我確實有代表班里去表演節目,可是我記得那天,秦馳明明和他兄弟去網吧玩了。
「你沒去……」
「是啊,溜回來看你了。」
「……你干嗎不讓我知道?」
「我怎麼可能讓你知道?」
「……」
我輕輕地捶了他一下。
「你準備永遠都不跟我說嗎,秦馳?」
「嗯。」
他應地又輕又癢。
「反正……你終究會成為我的……老婆。」
分開來說,就跟在念我的稱謂一樣。
他的手指輕輕地插入我的發間,我聽到他的喃喃,呼吸融入漫無邊際的黑暗,他的氣息輕輕地縈繞在鼻尖。
「我好像有點累了,陳青。
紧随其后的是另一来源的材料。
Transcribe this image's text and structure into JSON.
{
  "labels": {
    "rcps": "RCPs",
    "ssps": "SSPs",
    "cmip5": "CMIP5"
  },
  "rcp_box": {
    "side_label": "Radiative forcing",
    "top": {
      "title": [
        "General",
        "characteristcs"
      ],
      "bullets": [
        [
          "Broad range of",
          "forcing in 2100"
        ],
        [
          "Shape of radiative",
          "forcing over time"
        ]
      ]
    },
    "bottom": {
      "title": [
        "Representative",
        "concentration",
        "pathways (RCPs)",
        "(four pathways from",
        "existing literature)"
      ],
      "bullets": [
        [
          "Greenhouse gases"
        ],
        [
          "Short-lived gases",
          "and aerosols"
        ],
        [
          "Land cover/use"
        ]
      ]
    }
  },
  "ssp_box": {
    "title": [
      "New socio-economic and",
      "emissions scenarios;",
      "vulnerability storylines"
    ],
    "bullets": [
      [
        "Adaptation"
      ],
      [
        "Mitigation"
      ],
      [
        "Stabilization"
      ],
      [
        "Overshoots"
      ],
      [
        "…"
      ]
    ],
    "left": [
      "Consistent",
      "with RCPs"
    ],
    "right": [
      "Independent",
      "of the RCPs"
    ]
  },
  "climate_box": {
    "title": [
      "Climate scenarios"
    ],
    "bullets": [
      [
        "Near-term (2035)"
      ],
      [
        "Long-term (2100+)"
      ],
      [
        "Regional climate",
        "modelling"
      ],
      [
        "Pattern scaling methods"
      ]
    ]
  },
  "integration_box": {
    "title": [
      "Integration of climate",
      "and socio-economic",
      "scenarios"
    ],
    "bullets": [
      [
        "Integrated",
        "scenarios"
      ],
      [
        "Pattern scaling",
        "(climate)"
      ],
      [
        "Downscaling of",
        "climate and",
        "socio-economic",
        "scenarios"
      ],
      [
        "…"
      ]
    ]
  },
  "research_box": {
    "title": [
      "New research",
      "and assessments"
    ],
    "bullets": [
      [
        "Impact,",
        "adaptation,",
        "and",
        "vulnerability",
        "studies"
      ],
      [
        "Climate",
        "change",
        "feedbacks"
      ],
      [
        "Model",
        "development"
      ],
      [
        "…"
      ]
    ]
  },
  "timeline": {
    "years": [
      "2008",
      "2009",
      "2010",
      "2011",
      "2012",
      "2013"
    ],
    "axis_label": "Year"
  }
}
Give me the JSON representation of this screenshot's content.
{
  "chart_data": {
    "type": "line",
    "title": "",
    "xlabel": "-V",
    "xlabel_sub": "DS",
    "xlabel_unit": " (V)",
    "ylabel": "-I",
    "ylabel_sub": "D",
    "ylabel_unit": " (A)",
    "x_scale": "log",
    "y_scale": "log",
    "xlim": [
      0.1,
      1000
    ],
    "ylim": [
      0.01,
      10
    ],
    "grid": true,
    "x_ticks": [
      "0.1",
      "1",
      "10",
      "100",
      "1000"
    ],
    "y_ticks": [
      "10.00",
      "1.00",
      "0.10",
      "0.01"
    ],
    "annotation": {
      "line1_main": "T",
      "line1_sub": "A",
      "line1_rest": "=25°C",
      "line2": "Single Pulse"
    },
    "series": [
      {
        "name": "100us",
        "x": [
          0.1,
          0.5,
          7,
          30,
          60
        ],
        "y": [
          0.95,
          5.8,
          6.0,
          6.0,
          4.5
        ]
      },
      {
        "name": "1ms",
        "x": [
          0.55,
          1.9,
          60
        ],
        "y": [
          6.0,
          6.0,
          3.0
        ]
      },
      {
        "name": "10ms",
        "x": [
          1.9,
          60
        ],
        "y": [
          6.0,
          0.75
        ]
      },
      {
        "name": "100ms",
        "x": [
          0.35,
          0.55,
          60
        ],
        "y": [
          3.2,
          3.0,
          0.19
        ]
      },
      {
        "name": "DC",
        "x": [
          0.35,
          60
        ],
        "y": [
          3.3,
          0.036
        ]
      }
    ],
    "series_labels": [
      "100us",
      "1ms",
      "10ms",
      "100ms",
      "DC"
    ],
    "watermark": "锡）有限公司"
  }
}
」
「我睡一會,陳青兒。」
那天,他是跟我這麼說的。
我累了,我想睡覺,陳青。
冰天雪地之中,荒蕪的寒冷就這麼,這麼地緊貼著皮膚。
我搖晃他,想叫他起來,在他耳邊大喊著,看他悄然垂下的眼睫。
「你別……」
這次,好像真的要哭出來了。
「你別啊,秦馳,不是真心話大冒險嗎?還沒玩完啊秦馳。」
「你還沒聽我說我的,我的真心話,我還沒說給你聽……」
我將臉埋在他的頸窩,好像這樣就能感受他的溫度,可他不動,不動啊,任由我嘶吼,搖晃,任由我的眼淚滴在他的臉頰。
連別哭了,他都不跟我說。
我撩起他的頭發,才發現全是血,那一地都是他的血跡,沒有我的,我的皮膚甚至連較大的口子都沒劃開。
……
很久很久以前秦馳,將我背離了那片傾盆大雨下的山林。
將我從學校的小混混手里搶了下來。
一如今日,抵在我的后背,替我淹沒在風雪肆虐的廢墟里。
18.
今天陽光正好,我那因為老板娘好久不在而停業的工作室也重新開業了。
昏暗的室內,樓下一隅方光,浮塵在微光下輕輕晃動,一切就好像沒有人來過,也沒有事曾發生一樣。
我上了樓梯,只有我一人的腳步聲在靜悄悄地回響,桌角的小盆栽依舊向陽,葉子肆意生長。
我在辦公桌下翻找出一個袋子。
開業那天人來得實在太多了,秘書就幫我把那些搞不清楚或是關系比較疏遠的人送來的禮物收了下來,放在這。
我一直沒留意。
很普通的一個紙袋子,里面裝的是一個軟軟的東西,有些大,我拆開來的時候,紙袋發出嘩嘩的聲音。
一只黑色的耳朵首先露出來。
而后,是又臟又萌的哈士奇的頭。
……
傻狗。
我小時候總喜歡抱著的那個哈士奇玩偶,是秦馳他爸代他向我賠禮道歉送給我的。
后來他淹沒在了舊房子的塵埃里。
我仿佛能想到那座老房子被推倒之前秦馳穿著平整的西裝邁入飄散著塵埃的房間,從犄角旮旯扒拉出那只臟兮兮的狗。
那只狗對我的意義大嗎,我不知道。
好像它已經臟了,好像我也不是那麼喜歡它。
可我在無數個深夜里,哭著的時候抱著他,笑著的時候也抱著他,他陪了我好久好久,久到當我找不到他的那一刻,我的心還是抽了下。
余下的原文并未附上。